Roberto Saviano ritiri "la proposta indecente" sulla legalizzazione della cannabis. Lo chiede Carlo Giovanardi, responsabile politiche antidroga del Pdl. "Dopo la diffusione del documento sottoscritto dalle 18 piu' importanti societa' scientifiche italiane sui gravi danni che la cannabis produce alle persone ed alla societa', spero che Roberto Saviano, con onesta' intellettuale, ritiri la sua proposta indecente di legalizzarne il consumo", e' l'auspicio di Giovanardi.

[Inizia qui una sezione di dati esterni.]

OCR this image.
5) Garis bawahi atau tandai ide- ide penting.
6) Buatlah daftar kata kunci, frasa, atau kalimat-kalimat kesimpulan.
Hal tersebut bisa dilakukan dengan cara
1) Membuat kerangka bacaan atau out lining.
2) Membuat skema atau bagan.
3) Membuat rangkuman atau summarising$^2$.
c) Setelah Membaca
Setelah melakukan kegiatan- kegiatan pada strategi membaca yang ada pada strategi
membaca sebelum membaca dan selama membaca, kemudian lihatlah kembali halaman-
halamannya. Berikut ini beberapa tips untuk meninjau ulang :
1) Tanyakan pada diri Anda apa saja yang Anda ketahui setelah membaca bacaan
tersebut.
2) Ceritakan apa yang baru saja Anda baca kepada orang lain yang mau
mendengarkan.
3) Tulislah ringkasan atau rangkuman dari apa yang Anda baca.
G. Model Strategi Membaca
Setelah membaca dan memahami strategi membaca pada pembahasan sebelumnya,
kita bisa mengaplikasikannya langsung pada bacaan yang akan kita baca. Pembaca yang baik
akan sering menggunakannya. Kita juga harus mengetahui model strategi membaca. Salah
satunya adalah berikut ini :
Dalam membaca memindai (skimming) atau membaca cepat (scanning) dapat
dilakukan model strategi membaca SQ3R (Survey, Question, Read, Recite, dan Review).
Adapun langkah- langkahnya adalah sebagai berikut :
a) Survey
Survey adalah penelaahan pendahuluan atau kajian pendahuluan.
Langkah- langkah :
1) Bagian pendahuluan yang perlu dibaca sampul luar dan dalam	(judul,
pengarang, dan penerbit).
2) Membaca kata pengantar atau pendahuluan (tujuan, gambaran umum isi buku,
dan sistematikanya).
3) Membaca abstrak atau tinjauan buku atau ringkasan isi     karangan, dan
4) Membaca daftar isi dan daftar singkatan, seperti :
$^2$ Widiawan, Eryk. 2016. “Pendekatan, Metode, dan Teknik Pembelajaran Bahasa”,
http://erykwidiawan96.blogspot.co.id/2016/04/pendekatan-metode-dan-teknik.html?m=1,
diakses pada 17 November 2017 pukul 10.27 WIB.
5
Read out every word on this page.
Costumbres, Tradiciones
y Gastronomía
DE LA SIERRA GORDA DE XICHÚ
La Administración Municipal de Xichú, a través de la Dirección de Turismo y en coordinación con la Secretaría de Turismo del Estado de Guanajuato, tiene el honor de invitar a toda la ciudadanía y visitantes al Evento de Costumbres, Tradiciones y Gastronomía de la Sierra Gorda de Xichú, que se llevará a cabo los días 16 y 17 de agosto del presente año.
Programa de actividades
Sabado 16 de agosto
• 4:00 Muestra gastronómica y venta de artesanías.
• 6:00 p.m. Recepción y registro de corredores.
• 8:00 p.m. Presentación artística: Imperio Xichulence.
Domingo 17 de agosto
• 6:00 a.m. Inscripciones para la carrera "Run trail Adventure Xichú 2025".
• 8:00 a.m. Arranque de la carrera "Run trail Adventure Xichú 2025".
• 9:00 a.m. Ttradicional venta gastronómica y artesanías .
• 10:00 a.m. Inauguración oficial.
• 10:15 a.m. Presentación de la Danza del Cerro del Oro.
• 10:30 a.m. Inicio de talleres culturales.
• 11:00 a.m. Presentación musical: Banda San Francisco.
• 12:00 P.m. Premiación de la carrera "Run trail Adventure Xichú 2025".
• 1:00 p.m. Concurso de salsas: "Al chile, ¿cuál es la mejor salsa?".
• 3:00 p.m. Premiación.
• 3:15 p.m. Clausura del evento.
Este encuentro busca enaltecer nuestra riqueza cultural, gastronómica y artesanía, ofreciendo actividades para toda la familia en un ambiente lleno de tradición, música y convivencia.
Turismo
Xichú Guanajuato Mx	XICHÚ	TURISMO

"Purtroppo negli ultimi tempi, invece di rafforzare l'indispensabile opera di prevenzione, informazione e di educazione sui pericoli delle droghe, troppi media, con il settimanale Espresso in testa, - lamenta Giovanardi - hanno dato spazio ad improvvisati opinionisti che purtroppo non sanno di cosa parlano o peggio, in nome di vetuste ideologie libertarie, danno spazio e fiato alla malavita organizzata che proprio dalla maggiore espansione possibile dell'uso dalla droga raccoglie gran parte dei profitti dei suoi sordidi traffici".
A seguire la replica di Roberto Saviano oggi su Facebook:
Io alla mia libertà di pensiero non rinuncio. Non ritiro la proposta fatta. Magari da Giovanardi venisse un mea culpa sulla legge che porta il suo nome e che sta riempiendo le carceri italiane di consumatori e piccoli spacciatori lasciando le organizzazioni criminali libere di continuare a gestire il narcotraffico arruolando nuove leve e trovando sempre nuovi acquirenti. Continuo a credere che l'unico modo per combattere le droghe sia legalizzarle.